The Taxidermist’s Youngest

My father was the best taxidermist in Troup County, Georgia.  I grew up wandering in the woods,  going to church,  and smelling dead animals in various states of undress.  And writing.

Writing is my form of  taxidermy. I write in an attempt to make living, writhing ideas hold still and hold together. A friend recently lost her sister to bipolar disorder, and she quoted her sister as saying “when I am manic, everything is significant and connected in a sacred way. When I am down, nothing is meaningful or connected.”  This is how I feel too. I am not bipolar, (or maybe I am?)  but I am certainly some brand of non-neurotypical, and  I guess this explains why so many of my favorite people are also non-neurotypical.
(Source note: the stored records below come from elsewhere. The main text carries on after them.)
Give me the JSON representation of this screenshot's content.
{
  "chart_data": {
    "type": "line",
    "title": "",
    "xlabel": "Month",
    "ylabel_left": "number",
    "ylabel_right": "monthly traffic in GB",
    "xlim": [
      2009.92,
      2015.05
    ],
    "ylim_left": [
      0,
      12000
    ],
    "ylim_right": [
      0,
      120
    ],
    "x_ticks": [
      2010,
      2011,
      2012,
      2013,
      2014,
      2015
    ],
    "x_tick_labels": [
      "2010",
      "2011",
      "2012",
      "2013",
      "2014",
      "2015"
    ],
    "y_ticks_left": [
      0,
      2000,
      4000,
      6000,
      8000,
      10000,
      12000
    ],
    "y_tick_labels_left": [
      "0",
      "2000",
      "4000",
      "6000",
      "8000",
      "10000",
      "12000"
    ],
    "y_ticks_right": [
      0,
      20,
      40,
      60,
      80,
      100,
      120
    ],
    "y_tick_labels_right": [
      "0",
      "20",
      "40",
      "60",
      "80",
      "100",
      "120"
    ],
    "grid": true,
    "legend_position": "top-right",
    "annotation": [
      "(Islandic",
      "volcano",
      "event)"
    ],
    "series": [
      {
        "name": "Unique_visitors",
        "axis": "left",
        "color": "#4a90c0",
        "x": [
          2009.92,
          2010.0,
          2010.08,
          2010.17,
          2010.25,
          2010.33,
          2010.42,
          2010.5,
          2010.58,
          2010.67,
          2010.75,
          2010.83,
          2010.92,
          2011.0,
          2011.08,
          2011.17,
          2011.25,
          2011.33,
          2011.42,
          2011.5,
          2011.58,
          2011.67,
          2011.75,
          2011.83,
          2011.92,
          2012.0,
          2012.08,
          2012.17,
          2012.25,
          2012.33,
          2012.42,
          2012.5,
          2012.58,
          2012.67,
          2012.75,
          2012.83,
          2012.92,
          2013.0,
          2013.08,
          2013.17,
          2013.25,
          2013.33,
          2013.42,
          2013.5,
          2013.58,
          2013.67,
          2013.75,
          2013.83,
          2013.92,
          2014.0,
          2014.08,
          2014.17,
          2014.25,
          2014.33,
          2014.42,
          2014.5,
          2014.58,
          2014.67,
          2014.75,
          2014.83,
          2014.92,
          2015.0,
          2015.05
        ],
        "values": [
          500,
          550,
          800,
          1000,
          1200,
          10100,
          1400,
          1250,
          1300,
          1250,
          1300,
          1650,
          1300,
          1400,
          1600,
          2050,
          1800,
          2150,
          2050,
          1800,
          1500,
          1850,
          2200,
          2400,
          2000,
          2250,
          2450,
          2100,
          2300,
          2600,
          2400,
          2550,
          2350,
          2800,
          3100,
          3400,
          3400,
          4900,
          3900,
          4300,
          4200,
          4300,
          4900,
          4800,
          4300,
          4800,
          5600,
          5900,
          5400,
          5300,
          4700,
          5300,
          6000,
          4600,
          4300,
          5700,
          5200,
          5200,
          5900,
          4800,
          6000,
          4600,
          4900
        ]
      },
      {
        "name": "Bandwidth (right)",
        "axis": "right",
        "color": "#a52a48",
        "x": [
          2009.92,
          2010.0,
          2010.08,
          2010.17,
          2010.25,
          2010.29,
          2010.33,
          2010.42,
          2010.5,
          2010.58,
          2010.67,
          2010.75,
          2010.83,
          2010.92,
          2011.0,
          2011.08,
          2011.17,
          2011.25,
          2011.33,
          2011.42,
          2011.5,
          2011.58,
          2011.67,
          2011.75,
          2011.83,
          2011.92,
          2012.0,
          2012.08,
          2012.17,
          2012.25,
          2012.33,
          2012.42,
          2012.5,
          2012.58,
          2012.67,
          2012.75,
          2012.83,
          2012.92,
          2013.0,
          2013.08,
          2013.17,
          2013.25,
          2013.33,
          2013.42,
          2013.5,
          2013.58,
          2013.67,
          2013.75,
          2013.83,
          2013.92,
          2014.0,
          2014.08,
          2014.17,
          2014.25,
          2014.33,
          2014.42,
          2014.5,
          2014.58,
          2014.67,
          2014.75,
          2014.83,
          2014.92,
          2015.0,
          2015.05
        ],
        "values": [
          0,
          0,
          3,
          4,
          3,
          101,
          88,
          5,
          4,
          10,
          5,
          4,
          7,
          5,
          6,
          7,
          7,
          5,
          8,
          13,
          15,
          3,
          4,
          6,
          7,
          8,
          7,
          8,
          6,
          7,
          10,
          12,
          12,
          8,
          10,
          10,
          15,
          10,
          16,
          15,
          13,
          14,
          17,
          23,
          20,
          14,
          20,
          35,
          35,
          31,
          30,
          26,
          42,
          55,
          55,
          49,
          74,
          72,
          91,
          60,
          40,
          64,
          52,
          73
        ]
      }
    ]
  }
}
I am a bit skeptical of my diagnosis of ADD.  A stereotypical sufferer of ADD acts without thinking. I generally think without acting, because I am paralyzed by choice. I lack normal pruning skills. Chess is impossible for me; when other people see the next logical move, I see  300 billion possible moves, and become paralyzed by indecision.   Some categories that are obvious to others are invisible to me, and yet I constantly observe connections and categories that are indispensible to some and invisible to others.  My viewpoint is inconstant; it sort of shifts to meet whoever is around.  Growing up I beat myself up for being gullible and wishy-washy.  If a person is explaining his or her viewpoint, no matter how crazy it seems, I cannot dismiss it. If it doesn’t make sense, I have to keep asking questions until I understand the place that person is standing that makes it seem sensical to him or her. This is not by choice; I am not tooting any kind of horn. I am simply  unable to throw anybody’s point of view into a trash can marked unnecessary, as other people seem to have no trouble doing. As you may imagine, this makes life rather difficult at times. It also makes my perspective rather unusual.

I have maintained two facebook pages for nearly a decade.  I created this situation to avoid conflict between my conservative family and  my liberal friends.  Regularly reading the same news items presented radically differently on my two facebook pages has shown me how large the gulf between the left and the right is perceived to be. The volume of demonizing, fearmongering  click-based revenue-driven “news” I saw on the conservative page during Obama’s presidency abruptly migrated to the liberal page after November 2016, leaving mostly babies, dogs, dinners, and chirping crickets  on my conservative page.  Having grown up in the red, religious rural south, and having spent most of my adult life with blue academics, I know beautiful, broken, loving, imperfect, moral people in both of these worlds. The hatred slung between the two groups is eating me alive, and much of it is due to root level misunderstanding, as well as the negative caricaturing based on the most extreme examples on either side. My main hope for this blog is to illustrate how decent most humans can be if there is an environment of safety and trust for them to exist in.

I feel that the pattern of existence is  as wide and limitless as the heavens,  and that each person has their own small, special lens he or she uses to interpret  pieces of the tapestry.  I feel that we must share our lenses as much as possible so that we may see more of the big picture. Without many lenses to help us understand, the cognitive dissonances become scary and divisive. My blog is an attempt to share my lens with whoever is interested in my perspective, and an invitation to share yours.

The band Over The Rhine puts it beautifully in their song “All my favorite people are broken”;

Orphaned believers, skeptical dreamers

Step forward

You can stay right here

You don’t have to go

 

4 thoughts on “The Taxidermist’s Youngest

  1. “I am a bit skeptical of my diagnosis of ADD.” You may find the book “In the Minds Eye” by Thomas G. West enlightening. I certainly did. Although the book is from the the perspective of a dyslexic individual, the neurological differences that give rise to dyslexia also give rise to ADD and creative visual thinkers. The contentedness of it all will likely resonate with you. I’d love to hear your reaction if you read it.